La NRA n'a pas le pouvoir d'autoriser le redémarrage de réacteurs, c'est une décision qui appartient conjointement au gouvernement et aux instances politiques locales, mais sans sa certification de sûreté, aucun ne peut être relancé.

L'un des dirigeants dont l'administration Abe souhaite le départ est Kunihiko Shimizu, un sismologue qui n'a jamais été très chaud pour redémarrer des unités, en raison de risques sismiques. Il a ainsi déclaré par le passé qu'au moins deux réacteurs se trouvaient sur des failles géologiques actives.

Du coup il s'est attiré les critiques de certains membres du Parti Libéral-Démocrate (PLD au pouvoir), traditionnellement en phase avec le puissant lobby de l'industrie nucléaire.

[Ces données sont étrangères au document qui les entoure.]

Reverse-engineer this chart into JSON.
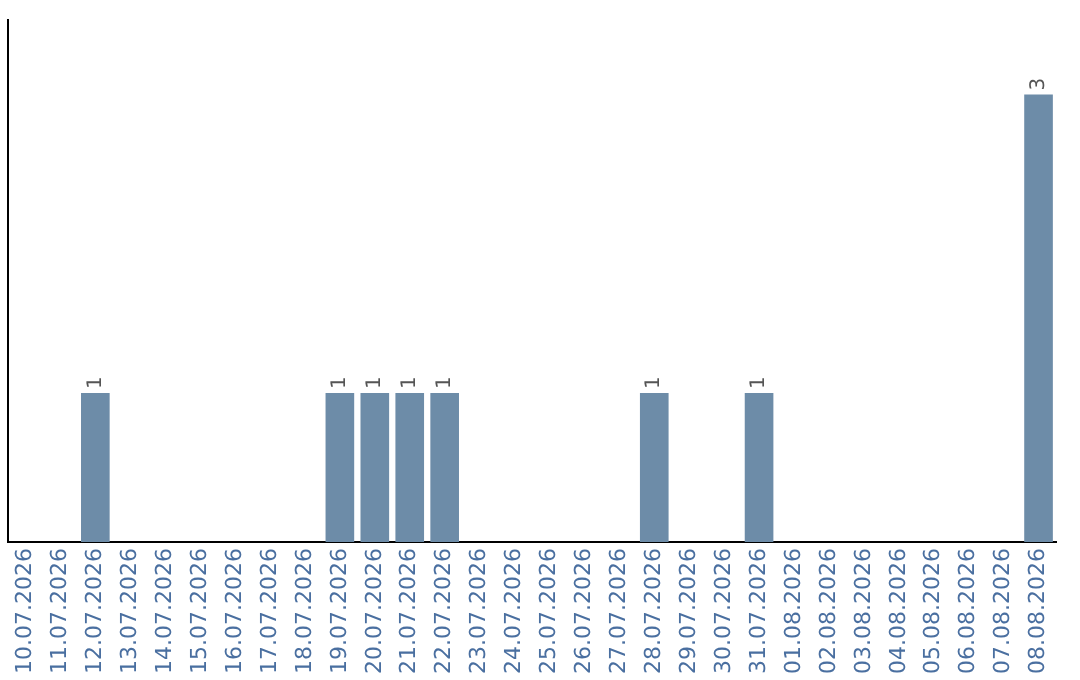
{
  "chart_data": {
    "type": "bar",
    "categories": [
      "10.07.2026",
      "11.07.2026",
      "12.07.2026",
      "13.07.2026",
      "14.07.2026",
      "15.07.2026",
      "16.07.2026",
      "17.07.2026",
      "18.07.2026",
      "19.07.2026",
      "20.07.2026",
      "21.07.2026",
      "22.07.2026",
      "23.07.2026",
      "24.07.2026",
      "25.07.2026",
      "26.07.2026",
      "27.07.2026",
      "28.07.2026",
      "29.07.2026",
      "30.07.2026",
      "31.07.2026",
      "01.08.2026",
      "02.08.2026",
      "03.08.2026",
      "04.08.2026",
      "05.08.2026",
      "06.08.2026",
      "07.08.2026",
      "08.08.2026"
    ],
    "values": [
      0,
      0,
      1,
      0,
      0,
      0,
      0,
      0,
      0,
      1,
      1,
      1,
      1,
      0,
      0,
      0,
      0,
      0,
      1,
      0,
      0,
      1,
      0,
      0,
      0,
      0,
      0,
      0,
      0,
      3
    ],
    "value_labels": [
      null,
      null,
      "1",
      null,
      null,
      null,
      null,
      null,
      null,
      "1",
      "1",
      "1",
      "1",
      null,
      null,
      null,
      null,
      null,
      "1",
      null,
      null,
      "1",
      null,
      null,
      null,
      null,
      null,
      null,
      null,
      "3"
    ],
    "color": "#6d8ca8",
    "grid": false,
    "legend": false,
    "tick_labels": "x"
  }
}
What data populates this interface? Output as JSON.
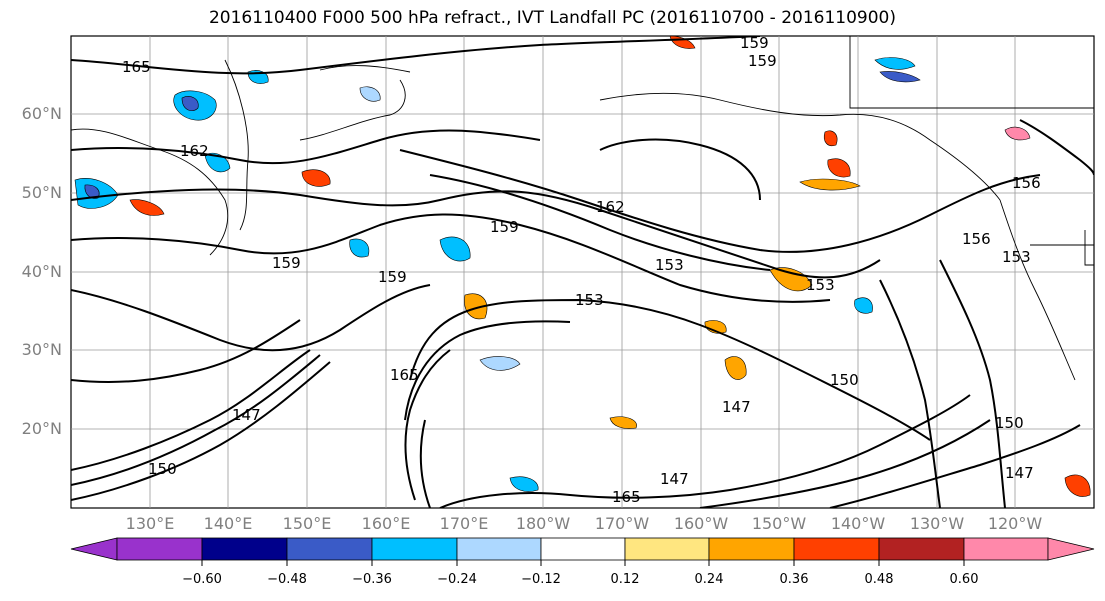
{
  "title": "2016110400 F000 500 hPa refract., IVT Landfall PC (2016110700 - 2016110900)",
  "lat_labels": [
    "60°N",
    "50°N",
    "40°N",
    "30°N",
    "20°N"
  ],
  "lon_labels": [
    "130°E",
    "140°E",
    "150°E",
    "160°E",
    "170°E",
    "180°W",
    "170°W",
    "160°W",
    "150°W",
    "140°W",
    "130°W",
    "120°W"
  ],
  "contour_labels": [
    "165",
    "162",
    "159",
    "159",
    "162",
    "159",
    "153",
    "153",
    "153",
    "150",
    "147",
    "150",
    "156",
    "156",
    "153",
    "159",
    "159",
    "150",
    "147",
    "165",
    "147",
    "147",
    "165"
  ],
  "colorbar": {
    "ticks": [
      "−0.60",
      "−0.48",
      "−0.36",
      "−0.24",
      "−0.12",
      "0.12",
      "0.24",
      "0.36",
      "0.48",
      "0.60"
    ],
    "colors": [
      "#9932cc",
      "#00008b",
      "#3a5bc7",
      "#00bfff",
      "#add8ff",
      "#ffffff",
      "#ffe680",
      "#ffa500",
      "#ff4000",
      "#b22222",
      "#ff88aa"
    ]
  }
}
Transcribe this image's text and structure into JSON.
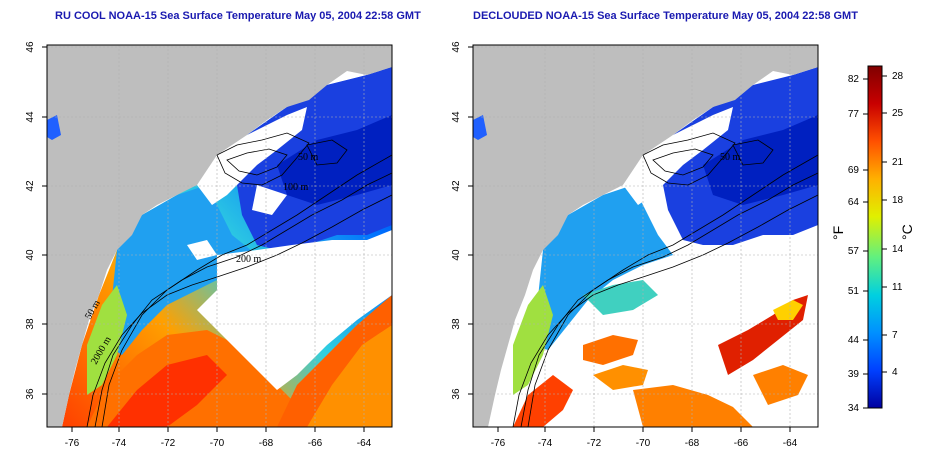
{
  "panels": [
    {
      "title": "RU COOL NOAA-15 Sea Surface Temperature May 05, 2004 22:58 GMT",
      "variant": "raw"
    },
    {
      "title": "DECLOUDED NOAA-15 Sea Surface Temperature May 05, 2004 22:58 GMT",
      "variant": "declouded"
    }
  ],
  "axes": {
    "x_ticks": [
      "-76",
      "-74",
      "-72",
      "-70",
      "-68",
      "-66",
      "-64"
    ],
    "y_ticks": [
      "46",
      "44",
      "42",
      "40",
      "38",
      "36"
    ]
  },
  "contour_labels": [
    "50 m",
    "50 m",
    "100 m",
    "200 m",
    "50 m",
    "2000 m"
  ],
  "colorbar": {
    "f_label": "°F",
    "c_label": "°C",
    "f_ticks": [
      "82",
      "77",
      "69",
      "64",
      "57",
      "51",
      "44",
      "39",
      "34"
    ],
    "c_ticks": [
      "28",
      "25",
      "21",
      "18",
      "14",
      "11",
      "7",
      "4"
    ],
    "colors": [
      "#0000a0",
      "#0040ff",
      "#0090ff",
      "#00d0e0",
      "#60f080",
      "#e0f000",
      "#ffb000",
      "#ff5000",
      "#c80000",
      "#800000"
    ]
  },
  "colors": {
    "land": "#bebebe",
    "no_data": "#ffffff",
    "title": "#1a1ab0"
  }
}
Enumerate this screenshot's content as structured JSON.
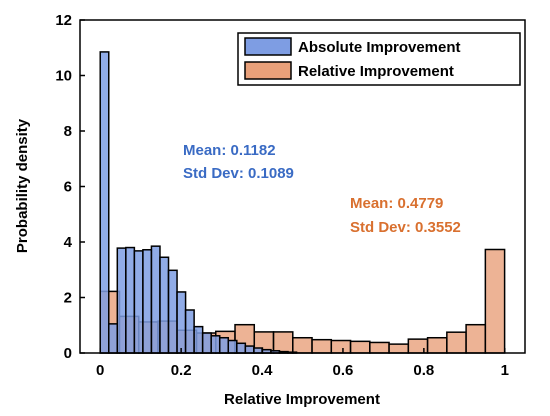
{
  "chart_data": {
    "type": "histogram",
    "title": "",
    "xlabel": "Relative Improvement",
    "ylabel": "Probability density",
    "xlim": [
      -0.05,
      1.05
    ],
    "ylim": [
      0,
      12
    ],
    "xticks": [
      0,
      0.2,
      0.4,
      0.6,
      0.8,
      1
    ],
    "xtick_labels": [
      "0",
      "0.2",
      "0.4",
      "0.6",
      "0.8",
      "1"
    ],
    "yticks": [
      0,
      2,
      4,
      6,
      8,
      10,
      12
    ],
    "ytick_labels": [
      "0",
      "2",
      "4",
      "6",
      "8",
      "10",
      "12"
    ],
    "grid": false,
    "legend_position": "top-right",
    "series": [
      {
        "name": "Absolute Improvement",
        "color": "#7e9de3",
        "bin_width": 0.0211,
        "bin_start": 0.0,
        "values": [
          10.85,
          1.05,
          3.78,
          3.8,
          3.68,
          3.72,
          3.85,
          3.45,
          2.98,
          2.2,
          1.55,
          0.95,
          0.72,
          0.62,
          0.55,
          0.45,
          0.35,
          0.25,
          0.18,
          0.12,
          0.08,
          0.05,
          0.03
        ]
      },
      {
        "name": "Relative Improvement",
        "color": "#e8a07a",
        "bin_width": 0.0476,
        "bin_start": 0.0,
        "values": [
          2.22,
          1.32,
          1.12,
          1.15,
          0.82,
          0.72,
          0.78,
          1.02,
          0.76,
          0.76,
          0.55,
          0.48,
          0.45,
          0.42,
          0.38,
          0.32,
          0.5,
          0.55,
          0.75,
          1.02,
          3.73
        ]
      }
    ],
    "annotations": [
      {
        "lines": [
          "Mean: 0.1182",
          "Std Dev: 0.1089"
        ],
        "color": "#3a6bc4"
      },
      {
        "lines": [
          "Mean: 0.4779",
          "Std Dev: 0.3552"
        ],
        "color": "#d9702f"
      }
    ]
  }
}
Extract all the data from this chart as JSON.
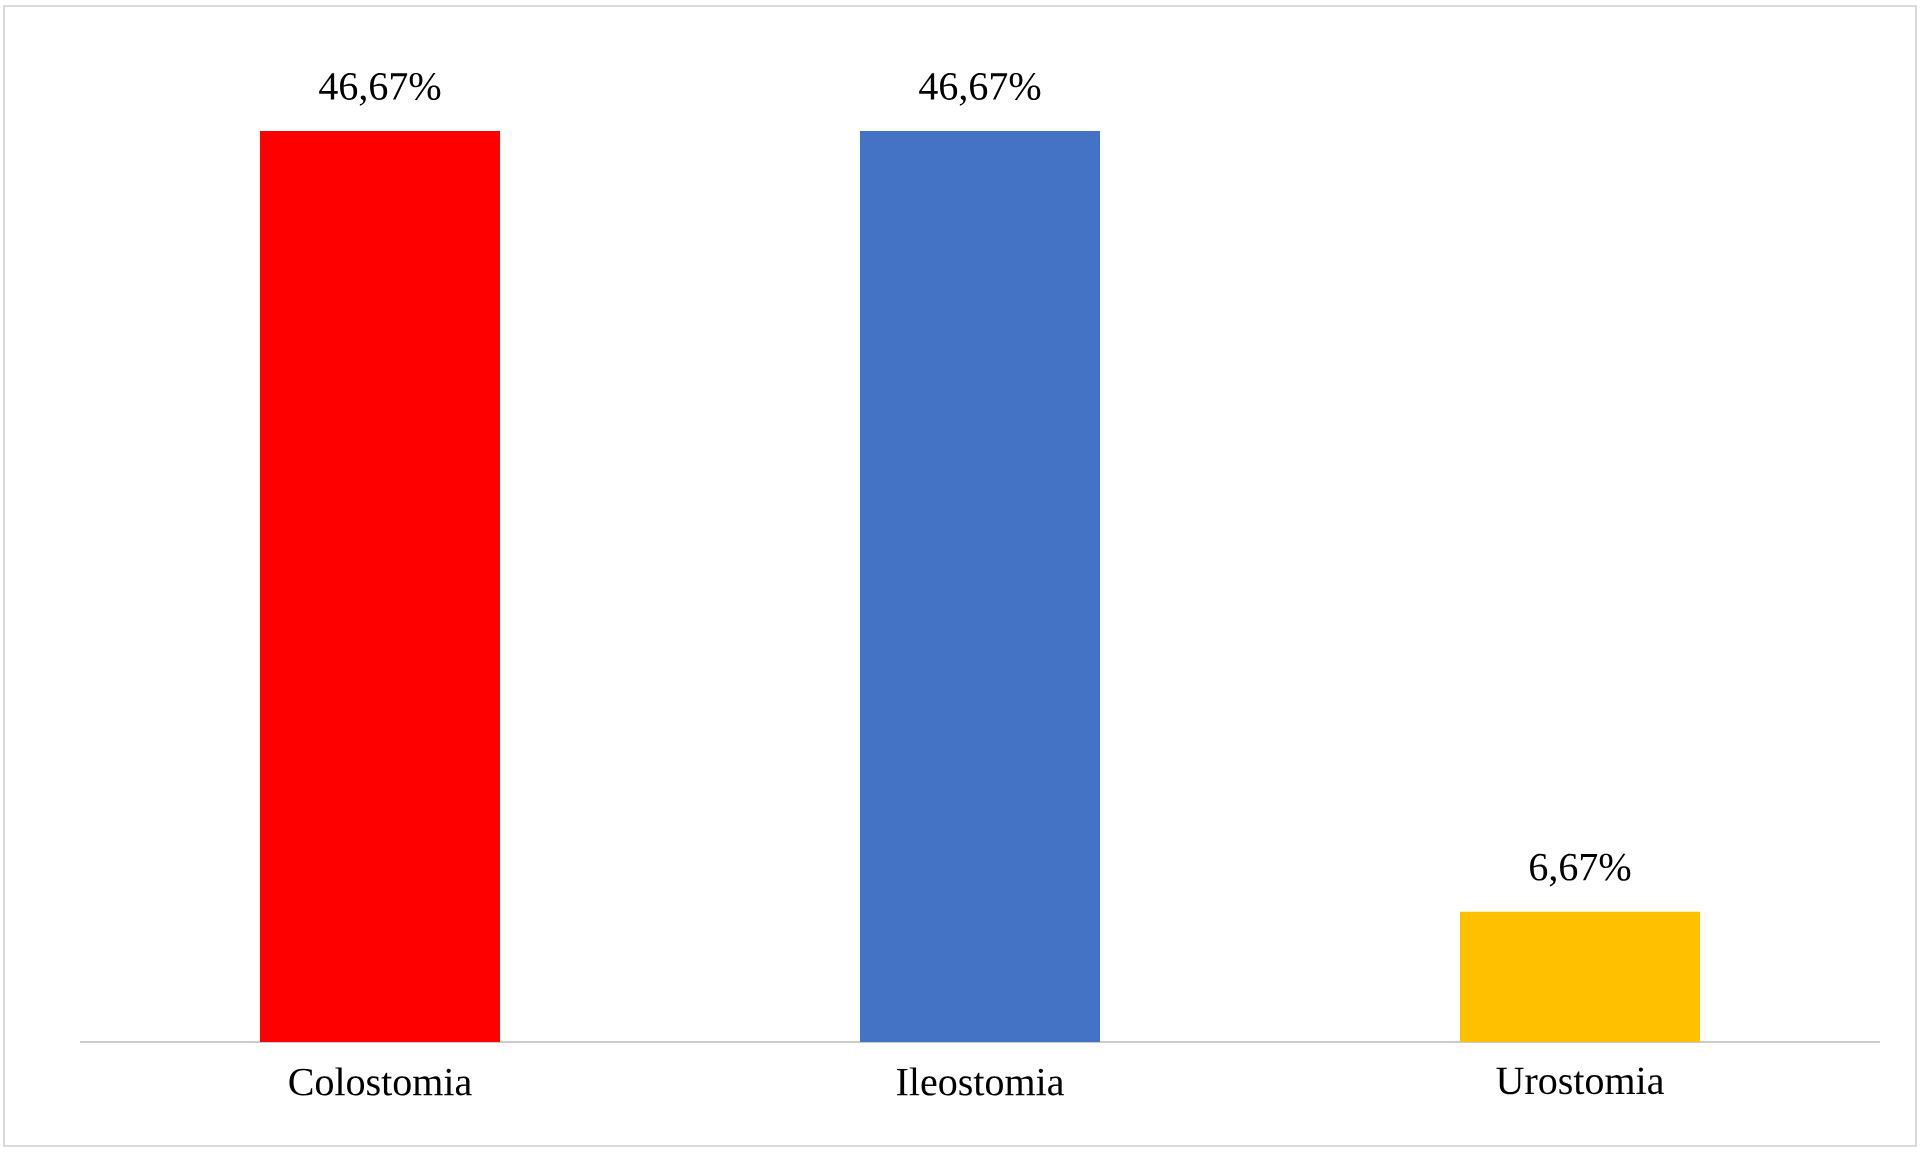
{
  "chart_data": {
    "type": "bar",
    "categories": [
      "Colostomia",
      "Ileostomia",
      "Urostomia"
    ],
    "values": [
      46.67,
      46.67,
      6.67
    ],
    "colors": [
      "#ff0000",
      "#4472c4",
      "#ffc000"
    ],
    "value_labels": [
      "46,67%",
      "46,67%",
      "6,67%"
    ]
  }
}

Le mandat de M. Shimizu expire en novembre, tout comme celui de Kenzo Oshima, un ancien secrétaire général adjoint de l'ONU, et le gouvernement n'a pas l'intention de renouveler leurs mandats, a indiqué un responsable de la NRA, comptant les remplacer par un expert nucléaire, Satoru Tanaka, et un géologue, Akira Ishiwatari.

Pour M. Tanaka, le nucléaire doit impérativement faire partie du bouquet énergétique futur du Japon, M.Ishiwatari étant apparemment plus neutre à ce sujet.

Le secrétaire général du gouvernement, Yoshihide Suga, a défendu mardi ces choix en estimant que les deux personnes étaient "les meilleurs candidats pour assumer leurs responsabilités en toute indépendance".